It's FLAN time! Summing feature-wise latent representations for interpretability

18 Jun 2021  ·  An-phi Nguyen, Maria Rodriguez Martinez ·

Interpretability has become a necessary feature for machine learning models deployed in critical scenarios, e.g. legal system, healthcare. In these situations, algorithmic decisions may have (potentially negative) long-lasting effects on the end-user affected by the decision. In many cases, the representational power of deep learning models is not needed, therefore simple and interpretable models (e.g. linear models) should be preferred. However, in high-dimensional and/or complex domains (e.g. computer vision), the universal approximation capabilities of neural networks are required. Inspired by linear models and the Kolmogorov-Arnold representation theorem, we propose a novel class of structurally-constrained neural networks, which we call FLANs (Feature-wise Latent Additive Networks). Crucially, FLANs process each input feature separately, computing for each of them a representation in a common latent space. These feature-wise latent representations are then simply summed, and the aggregated representation is used for prediction.

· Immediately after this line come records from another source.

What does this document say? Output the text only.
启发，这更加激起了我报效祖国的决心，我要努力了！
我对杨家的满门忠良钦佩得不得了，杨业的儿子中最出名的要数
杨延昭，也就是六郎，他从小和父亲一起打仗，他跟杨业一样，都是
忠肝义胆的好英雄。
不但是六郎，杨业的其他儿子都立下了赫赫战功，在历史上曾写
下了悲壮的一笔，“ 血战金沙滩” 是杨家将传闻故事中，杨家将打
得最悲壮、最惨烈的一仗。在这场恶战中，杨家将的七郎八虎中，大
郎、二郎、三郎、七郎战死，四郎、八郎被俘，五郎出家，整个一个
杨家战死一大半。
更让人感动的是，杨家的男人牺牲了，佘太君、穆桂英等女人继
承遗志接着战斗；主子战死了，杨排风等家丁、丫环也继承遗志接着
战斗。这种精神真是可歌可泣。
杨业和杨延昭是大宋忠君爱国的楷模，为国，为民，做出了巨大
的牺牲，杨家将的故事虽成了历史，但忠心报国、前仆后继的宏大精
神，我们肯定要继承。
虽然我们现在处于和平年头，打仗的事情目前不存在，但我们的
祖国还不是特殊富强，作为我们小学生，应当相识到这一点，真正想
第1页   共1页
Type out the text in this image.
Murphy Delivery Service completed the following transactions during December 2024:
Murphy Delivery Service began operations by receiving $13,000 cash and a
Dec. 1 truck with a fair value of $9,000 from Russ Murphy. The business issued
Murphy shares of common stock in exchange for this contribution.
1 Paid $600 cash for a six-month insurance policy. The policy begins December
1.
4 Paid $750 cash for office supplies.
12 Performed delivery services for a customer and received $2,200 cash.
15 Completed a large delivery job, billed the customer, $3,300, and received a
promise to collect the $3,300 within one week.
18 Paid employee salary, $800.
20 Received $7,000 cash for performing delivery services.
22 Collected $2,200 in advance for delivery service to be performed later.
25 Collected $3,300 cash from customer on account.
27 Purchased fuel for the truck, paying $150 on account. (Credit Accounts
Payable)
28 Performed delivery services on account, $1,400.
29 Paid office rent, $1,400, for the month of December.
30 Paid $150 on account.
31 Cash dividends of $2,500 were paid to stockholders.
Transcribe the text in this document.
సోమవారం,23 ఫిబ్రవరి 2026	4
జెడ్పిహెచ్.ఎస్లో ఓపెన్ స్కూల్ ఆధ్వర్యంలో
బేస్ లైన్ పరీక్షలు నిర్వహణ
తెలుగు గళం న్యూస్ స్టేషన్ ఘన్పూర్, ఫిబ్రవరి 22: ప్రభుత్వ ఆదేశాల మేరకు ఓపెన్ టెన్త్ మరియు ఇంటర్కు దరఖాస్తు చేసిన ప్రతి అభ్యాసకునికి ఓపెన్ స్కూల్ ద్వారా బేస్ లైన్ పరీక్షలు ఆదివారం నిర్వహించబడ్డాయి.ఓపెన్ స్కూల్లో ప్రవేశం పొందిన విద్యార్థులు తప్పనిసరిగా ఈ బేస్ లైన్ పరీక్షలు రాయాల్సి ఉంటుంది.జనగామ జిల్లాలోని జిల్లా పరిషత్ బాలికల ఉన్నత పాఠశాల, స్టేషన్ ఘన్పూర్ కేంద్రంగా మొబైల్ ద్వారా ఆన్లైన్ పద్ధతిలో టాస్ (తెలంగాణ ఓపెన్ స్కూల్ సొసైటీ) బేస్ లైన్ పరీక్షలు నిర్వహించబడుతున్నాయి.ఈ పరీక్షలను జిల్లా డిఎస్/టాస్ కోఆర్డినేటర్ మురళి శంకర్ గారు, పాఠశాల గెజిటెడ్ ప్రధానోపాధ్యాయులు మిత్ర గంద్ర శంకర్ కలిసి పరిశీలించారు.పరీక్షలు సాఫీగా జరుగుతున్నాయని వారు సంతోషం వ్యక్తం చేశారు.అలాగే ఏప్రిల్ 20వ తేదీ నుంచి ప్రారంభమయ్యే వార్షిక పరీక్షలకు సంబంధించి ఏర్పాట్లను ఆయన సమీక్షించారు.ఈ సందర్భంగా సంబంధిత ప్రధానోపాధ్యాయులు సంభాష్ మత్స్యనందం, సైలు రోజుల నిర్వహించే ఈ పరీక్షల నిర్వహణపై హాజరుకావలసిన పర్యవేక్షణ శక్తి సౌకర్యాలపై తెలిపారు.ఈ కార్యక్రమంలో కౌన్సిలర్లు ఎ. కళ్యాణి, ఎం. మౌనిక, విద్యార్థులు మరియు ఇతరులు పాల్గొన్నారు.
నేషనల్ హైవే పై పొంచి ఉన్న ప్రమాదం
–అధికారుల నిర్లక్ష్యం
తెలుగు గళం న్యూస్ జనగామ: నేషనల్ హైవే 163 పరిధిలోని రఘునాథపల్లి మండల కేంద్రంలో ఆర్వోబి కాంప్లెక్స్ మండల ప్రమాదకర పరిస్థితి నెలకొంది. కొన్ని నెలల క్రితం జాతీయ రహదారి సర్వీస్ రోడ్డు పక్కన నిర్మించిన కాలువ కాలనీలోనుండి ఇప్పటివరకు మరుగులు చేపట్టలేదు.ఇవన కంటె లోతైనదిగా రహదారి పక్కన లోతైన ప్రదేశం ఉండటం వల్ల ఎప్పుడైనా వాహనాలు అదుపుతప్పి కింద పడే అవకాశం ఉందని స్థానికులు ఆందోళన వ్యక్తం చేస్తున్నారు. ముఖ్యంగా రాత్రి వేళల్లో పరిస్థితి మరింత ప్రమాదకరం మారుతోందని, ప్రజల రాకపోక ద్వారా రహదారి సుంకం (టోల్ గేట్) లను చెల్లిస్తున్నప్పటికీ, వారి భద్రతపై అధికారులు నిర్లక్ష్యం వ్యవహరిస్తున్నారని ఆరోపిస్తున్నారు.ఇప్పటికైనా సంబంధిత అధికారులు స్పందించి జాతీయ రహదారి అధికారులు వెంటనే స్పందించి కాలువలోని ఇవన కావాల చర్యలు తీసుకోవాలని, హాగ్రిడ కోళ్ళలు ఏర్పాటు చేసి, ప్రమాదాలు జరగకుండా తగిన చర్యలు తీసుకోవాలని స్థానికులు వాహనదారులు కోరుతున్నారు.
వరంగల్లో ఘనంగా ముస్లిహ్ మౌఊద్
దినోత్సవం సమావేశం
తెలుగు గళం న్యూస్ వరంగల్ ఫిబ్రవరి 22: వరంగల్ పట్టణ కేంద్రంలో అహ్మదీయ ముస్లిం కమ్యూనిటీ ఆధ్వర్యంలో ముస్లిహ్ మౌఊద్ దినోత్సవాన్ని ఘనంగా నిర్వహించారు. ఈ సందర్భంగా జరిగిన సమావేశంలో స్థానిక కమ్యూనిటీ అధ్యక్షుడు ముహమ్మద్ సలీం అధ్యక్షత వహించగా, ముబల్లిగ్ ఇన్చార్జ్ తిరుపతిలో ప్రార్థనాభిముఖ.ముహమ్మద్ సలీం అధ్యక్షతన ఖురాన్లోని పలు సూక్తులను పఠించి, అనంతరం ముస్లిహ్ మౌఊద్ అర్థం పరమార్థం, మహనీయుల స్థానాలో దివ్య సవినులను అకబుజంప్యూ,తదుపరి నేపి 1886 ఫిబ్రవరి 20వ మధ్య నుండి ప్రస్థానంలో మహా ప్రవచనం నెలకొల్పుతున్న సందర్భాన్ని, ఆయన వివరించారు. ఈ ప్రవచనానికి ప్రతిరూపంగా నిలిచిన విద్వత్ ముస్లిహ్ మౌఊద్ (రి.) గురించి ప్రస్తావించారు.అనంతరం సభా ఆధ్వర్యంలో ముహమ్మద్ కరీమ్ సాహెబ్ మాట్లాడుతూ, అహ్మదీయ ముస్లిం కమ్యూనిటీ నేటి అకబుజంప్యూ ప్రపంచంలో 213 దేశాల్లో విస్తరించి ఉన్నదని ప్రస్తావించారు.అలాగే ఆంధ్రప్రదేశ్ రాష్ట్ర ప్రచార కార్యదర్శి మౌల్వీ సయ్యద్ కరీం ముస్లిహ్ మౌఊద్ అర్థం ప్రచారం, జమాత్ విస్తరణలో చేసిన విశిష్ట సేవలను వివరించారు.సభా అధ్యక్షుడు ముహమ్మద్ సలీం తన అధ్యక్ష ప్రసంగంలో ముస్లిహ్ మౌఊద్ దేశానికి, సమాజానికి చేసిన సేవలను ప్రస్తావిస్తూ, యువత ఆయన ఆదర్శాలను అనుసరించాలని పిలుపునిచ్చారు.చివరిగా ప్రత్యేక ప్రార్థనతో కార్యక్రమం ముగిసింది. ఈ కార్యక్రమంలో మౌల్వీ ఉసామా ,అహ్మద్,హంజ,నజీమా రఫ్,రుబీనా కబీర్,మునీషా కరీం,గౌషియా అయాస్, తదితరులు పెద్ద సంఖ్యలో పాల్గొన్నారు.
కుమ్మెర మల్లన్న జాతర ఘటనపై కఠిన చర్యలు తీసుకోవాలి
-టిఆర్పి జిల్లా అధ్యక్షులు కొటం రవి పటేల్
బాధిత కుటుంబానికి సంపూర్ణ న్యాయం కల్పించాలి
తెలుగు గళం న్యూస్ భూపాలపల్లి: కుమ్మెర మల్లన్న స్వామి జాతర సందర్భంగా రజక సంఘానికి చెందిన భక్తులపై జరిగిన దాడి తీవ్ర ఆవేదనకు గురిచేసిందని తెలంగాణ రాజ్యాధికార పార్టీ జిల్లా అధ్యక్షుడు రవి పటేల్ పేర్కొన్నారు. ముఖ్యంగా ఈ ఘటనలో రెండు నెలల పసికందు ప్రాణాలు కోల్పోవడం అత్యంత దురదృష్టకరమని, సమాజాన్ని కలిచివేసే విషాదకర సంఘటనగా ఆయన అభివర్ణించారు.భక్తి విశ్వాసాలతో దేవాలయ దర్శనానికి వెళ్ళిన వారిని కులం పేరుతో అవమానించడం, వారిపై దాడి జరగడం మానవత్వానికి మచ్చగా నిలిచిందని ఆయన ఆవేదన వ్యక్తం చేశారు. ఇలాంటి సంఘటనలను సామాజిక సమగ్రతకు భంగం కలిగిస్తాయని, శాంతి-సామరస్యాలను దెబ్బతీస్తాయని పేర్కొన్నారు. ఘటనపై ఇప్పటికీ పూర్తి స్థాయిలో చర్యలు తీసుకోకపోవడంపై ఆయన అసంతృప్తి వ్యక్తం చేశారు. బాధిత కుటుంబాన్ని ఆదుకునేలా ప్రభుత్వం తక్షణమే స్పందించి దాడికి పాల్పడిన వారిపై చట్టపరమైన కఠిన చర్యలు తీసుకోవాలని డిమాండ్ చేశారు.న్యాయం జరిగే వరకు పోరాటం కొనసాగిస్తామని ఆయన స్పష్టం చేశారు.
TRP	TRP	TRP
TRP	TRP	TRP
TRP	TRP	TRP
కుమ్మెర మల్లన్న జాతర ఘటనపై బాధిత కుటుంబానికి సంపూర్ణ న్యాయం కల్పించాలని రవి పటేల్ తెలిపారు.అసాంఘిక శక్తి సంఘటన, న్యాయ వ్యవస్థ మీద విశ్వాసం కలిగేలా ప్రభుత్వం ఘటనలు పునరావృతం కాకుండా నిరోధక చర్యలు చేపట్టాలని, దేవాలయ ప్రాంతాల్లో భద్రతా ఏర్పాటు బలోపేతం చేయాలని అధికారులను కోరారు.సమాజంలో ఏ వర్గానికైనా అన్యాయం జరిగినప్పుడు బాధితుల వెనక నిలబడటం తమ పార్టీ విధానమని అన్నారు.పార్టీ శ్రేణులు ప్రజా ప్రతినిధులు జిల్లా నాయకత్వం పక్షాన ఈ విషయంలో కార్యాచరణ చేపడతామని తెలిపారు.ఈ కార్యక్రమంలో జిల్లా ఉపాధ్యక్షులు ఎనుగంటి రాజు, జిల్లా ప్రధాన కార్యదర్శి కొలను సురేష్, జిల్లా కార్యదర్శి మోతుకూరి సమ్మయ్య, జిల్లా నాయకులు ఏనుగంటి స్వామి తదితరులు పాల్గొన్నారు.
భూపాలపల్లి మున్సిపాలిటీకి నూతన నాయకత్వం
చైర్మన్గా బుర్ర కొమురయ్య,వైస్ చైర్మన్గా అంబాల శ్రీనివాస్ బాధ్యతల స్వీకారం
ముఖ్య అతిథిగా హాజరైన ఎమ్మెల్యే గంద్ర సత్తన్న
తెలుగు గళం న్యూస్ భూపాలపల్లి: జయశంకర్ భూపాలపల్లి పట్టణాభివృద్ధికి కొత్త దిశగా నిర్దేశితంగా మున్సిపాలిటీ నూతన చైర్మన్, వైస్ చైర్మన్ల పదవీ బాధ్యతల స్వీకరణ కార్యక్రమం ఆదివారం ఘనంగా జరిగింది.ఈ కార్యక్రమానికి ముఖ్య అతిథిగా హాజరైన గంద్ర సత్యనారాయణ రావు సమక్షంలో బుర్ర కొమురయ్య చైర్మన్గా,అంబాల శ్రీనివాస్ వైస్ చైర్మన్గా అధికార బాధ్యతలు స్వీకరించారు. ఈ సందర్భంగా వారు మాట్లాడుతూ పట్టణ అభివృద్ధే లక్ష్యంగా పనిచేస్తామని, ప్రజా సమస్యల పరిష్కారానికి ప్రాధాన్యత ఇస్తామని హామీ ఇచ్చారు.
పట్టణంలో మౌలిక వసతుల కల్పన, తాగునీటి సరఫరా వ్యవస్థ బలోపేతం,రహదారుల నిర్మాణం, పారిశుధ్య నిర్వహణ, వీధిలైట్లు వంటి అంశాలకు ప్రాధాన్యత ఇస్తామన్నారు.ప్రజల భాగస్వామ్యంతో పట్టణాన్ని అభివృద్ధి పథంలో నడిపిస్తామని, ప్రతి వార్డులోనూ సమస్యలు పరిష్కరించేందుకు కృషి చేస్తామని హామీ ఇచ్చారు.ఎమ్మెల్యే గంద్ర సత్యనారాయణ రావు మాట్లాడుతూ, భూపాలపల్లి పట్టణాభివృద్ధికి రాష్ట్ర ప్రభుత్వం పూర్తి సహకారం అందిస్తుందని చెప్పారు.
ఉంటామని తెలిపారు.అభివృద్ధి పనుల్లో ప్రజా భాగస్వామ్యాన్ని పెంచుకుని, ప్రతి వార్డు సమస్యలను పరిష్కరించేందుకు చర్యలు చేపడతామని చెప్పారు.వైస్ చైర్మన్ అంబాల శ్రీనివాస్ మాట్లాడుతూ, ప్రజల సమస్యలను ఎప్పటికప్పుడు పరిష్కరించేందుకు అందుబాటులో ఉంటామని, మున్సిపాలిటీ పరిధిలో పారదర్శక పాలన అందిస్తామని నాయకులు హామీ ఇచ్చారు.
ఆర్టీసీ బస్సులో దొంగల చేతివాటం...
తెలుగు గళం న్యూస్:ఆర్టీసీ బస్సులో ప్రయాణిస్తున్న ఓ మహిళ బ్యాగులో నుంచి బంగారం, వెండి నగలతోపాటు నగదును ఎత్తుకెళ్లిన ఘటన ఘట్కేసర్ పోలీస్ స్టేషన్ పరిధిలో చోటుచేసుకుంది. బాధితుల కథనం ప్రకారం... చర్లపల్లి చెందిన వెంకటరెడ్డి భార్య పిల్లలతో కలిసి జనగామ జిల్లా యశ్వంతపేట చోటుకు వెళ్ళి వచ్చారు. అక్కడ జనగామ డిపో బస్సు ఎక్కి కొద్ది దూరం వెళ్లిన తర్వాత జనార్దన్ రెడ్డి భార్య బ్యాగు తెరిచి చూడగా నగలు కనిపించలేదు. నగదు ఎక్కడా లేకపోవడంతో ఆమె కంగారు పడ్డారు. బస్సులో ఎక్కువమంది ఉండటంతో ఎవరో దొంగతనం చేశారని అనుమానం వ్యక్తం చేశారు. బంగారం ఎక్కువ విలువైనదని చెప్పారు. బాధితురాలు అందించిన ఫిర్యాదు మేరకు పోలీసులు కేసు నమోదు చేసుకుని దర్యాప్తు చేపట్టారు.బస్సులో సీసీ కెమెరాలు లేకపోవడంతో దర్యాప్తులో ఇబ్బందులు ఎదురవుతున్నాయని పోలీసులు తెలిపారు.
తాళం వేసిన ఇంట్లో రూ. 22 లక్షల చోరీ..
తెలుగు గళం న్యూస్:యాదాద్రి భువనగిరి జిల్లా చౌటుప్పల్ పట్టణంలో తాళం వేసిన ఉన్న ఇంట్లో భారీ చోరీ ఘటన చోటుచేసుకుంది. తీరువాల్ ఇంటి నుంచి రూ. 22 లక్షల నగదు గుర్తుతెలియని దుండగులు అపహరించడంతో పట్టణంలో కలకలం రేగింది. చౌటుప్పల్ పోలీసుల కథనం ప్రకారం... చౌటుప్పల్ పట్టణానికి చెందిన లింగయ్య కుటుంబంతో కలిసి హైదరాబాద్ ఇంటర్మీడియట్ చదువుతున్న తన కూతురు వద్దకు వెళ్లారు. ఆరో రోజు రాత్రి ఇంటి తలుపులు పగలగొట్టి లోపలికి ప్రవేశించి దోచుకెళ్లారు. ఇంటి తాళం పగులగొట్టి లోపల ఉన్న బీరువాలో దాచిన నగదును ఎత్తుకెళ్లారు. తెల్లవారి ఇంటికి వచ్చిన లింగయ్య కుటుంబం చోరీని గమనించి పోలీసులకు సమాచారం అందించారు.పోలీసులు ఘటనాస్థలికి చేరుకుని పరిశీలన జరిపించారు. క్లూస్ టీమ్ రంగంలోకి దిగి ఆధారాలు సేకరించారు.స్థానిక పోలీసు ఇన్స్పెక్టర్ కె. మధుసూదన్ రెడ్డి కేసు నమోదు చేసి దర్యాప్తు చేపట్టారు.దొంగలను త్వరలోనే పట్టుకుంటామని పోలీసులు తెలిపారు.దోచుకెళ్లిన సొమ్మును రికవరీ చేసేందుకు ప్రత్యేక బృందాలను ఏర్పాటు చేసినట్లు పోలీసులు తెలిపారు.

These constraints (which are at the core of the interpretability of linear models) allow a user to estimate the effect of each individual feature independently from the others, enhancing interpretability. In a set of experiments across different domains, we show how without compromising excessively the test performance, the structural constraints proposed in FLANs indeed facilitates the interpretability of deep learning models. We quantitatively compare FLANs interpretability to post-hoc methods using recently introduced metrics, discussing the advantages of natively interpretable models over a post-hoc analysis.